Architectural invariant: during steady-state inference, compute runs on pre-staged data in bounded on-chip buffers, while DRAM access is pushed behind DMA and fence logic.

System architecture

Pinned DRAM weights / activations / KV blocks Streaming DMA descriptors · channels · fences Bounded SRAM ping-pong buffers A / B Compute CPU / GPU / NPU / ASIC Compiler / Runtime Scheduler
Figure 1. The patent’s central pipeline: pinned memory, descriptor-driven DMA, bounded on-chip buffers, and a scheduler that decides when data becomes legally consumable.

Why bounded on-chip SRAM is the point

The design does not try to fit the whole model on chip. It embraces the opposite strategy: keep on-chip storage bounded and let it scale with tile size and parallelism rather than with total model size. That is a strong silicon argument. If the compiler can prove tile readiness and reuse, you can get deterministic behavior without building huge SRAM structures.

This is what gives the patent a useful hardware-software split: the hardware provides DMA, buffers, and fence semantics; the compiler provides the schedule discipline that makes those small buffers sufficient.

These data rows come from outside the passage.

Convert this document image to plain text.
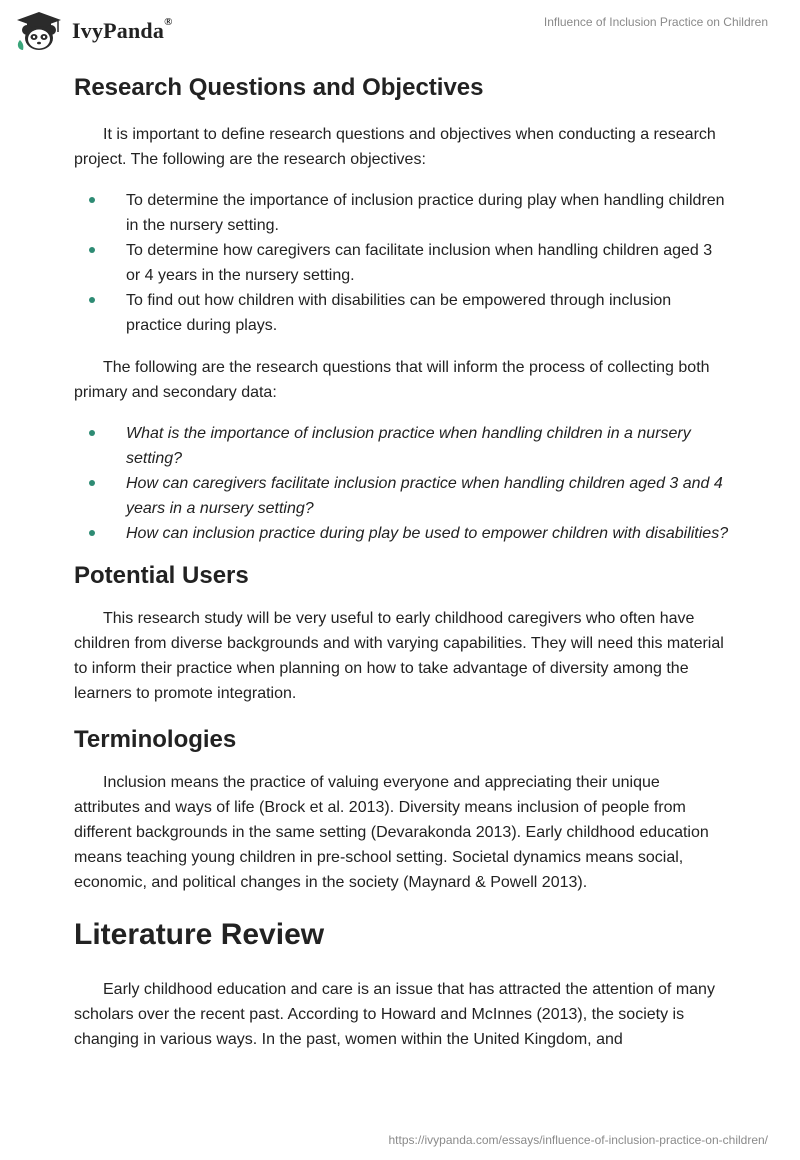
IvyPanda®	Influence of Inclusion Practice on Children
Research Questions and Objectives

It is important to define research questions and objectives when conducting a research project. The following are the research objectives:

To determine the importance of inclusion practice during play when handling children in the nursery setting.
To determine how caregivers can facilitate inclusion when handling children aged 3 or 4 years in the nursery setting.
To find out how children with disabilities can be empowered through inclusion practice during plays.

The following are the research questions that will inform the process of collecting both primary and secondary data:

What is the importance of inclusion practice when handling children in a nursery setting?
How can caregivers facilitate inclusion practice when handling children aged 3 and 4 years in a nursery setting?
How can inclusion practice during play be used to empower children with disabilities?
Potential Users

This research study will be very useful to early childhood caregivers who often have children from diverse backgrounds and with varying capabilities. They will need this material to inform their practice when planning on how to take advantage of diversity among the learners to promote integration.

Terminologies

Inclusion means the practice of valuing everyone and appreciating their unique attributes and ways of life (Brock et al. 2013). Diversity means inclusion of people from different backgrounds in the same setting (Devarakonda 2013). Early childhood education means teaching young children in pre-school setting. Societal dynamics means social, economic, and political changes in the society (Maynard & Powell 2013).

Literature Review

Early childhood education and care is an issue that has attracted the attention of many scholars over the recent past. According to Howard and McInnes (2013), the society is changing in various ways. In the past, women within the United Kingdom, and

https://ivypanda.com/essays/influence-of-inclusion-practice-on-children/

Double buffering and fence-gated compute

Time → DMA Compute Load Tile 0 → A Load Tile 1 → B Load Tile 2 → A Compute A Compute B Compute A
Figure 2. The point of double buffering is not just overlap. It is deterministic legality: compute starts only after the matching buffer-ready event.

Compiler responsibility

The patent’s compiler does real systems work:

  • graph analysis over a fixed operator order,
  • tensor lifetime and reuse analysis,
  • bounded buffer placement under fixed capacity,
  • DMA descriptor generation,
  • fence insertion and explicit release points,
  • static determinism verification.

That is not a toy “prefetch hint” compiler. It is a full orchestration compiler.

Hardware hooks that make it enabling

The draft goes further than a high-level concept by specifying:

  • example fixed-width DMA descriptors,
  • hardware semaphores and completion counters,
  • multi-channel DMA to reduce head-of-line blocking,
  • compressed streaming and on-the-fly decompression,
  • multicast DMA for multi-engine fanout,
  • snapshot / resume rules at fence boundaries.

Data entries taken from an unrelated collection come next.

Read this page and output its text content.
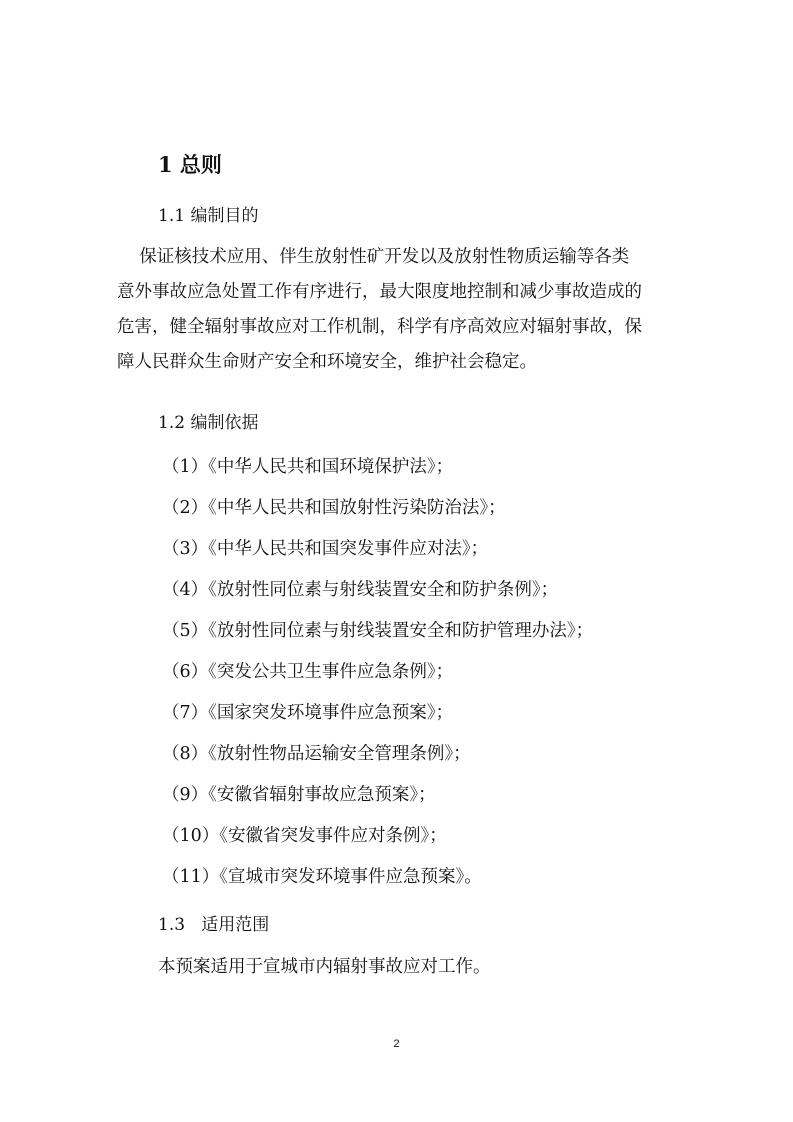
1 总则
1.1 编制目的
保证核技术应用、伴生放射性矿开发以及放射性物质运输等各类
意外事故应急处置工作有序进行，最大限度地控制和减少事故造成的
危害，健全辐射事故应对工作机制，科学有序高效应对辐射事故，保
障人民群众生命财产安全和环境安全，维护社会稳定。
1.2 编制依据
（1）《中华人民共和国环境保护法》；
（2）《中华人民共和国放射性污染防治法》；
（3）《中华人民共和国突发事件应对法》；
（4）《放射性同位素与射线装置安全和防护条例》；
（5）《放射性同位素与射线装置安全和防护管理办法》；
（6）《突发公共卫生事件应急条例》；
（7）《国家突发环境事件应急预案》；
（8）《放射性物品运输安全管理条例》；
（9）《安徽省辐射事故应急预案》；
（10）《安徽省突发事件应对条例》；
（11）《宣城市突发环境事件应急预案》。
1.3   适用范围
本预案适用于宣城市内辐射事故应对工作。
2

Compiler flow as a first-class diagram

Graph Lifetime Analysis Placement Descriptors + Fences Static Determinism Check
Figure 3. A good way to explain the invention: not memory management as runtime improvisation, but memory management as a verified compile-time plan.

Why this matters

There are at least three reasons this direction is attractive. First, it gives more predictable latency, which is crucial for real-time and safety-adjacent deployments. Second, it keeps SRAM requirements bounded instead of letting them balloon with model size. Third, it creates a path to architecture portability because the idea is not tied to one compute ISA. It is a cross-layer scheduling discipline.

In plain English: this patent says that instead of designing inference systems around cache luck, we can design them around explicit memory choreography.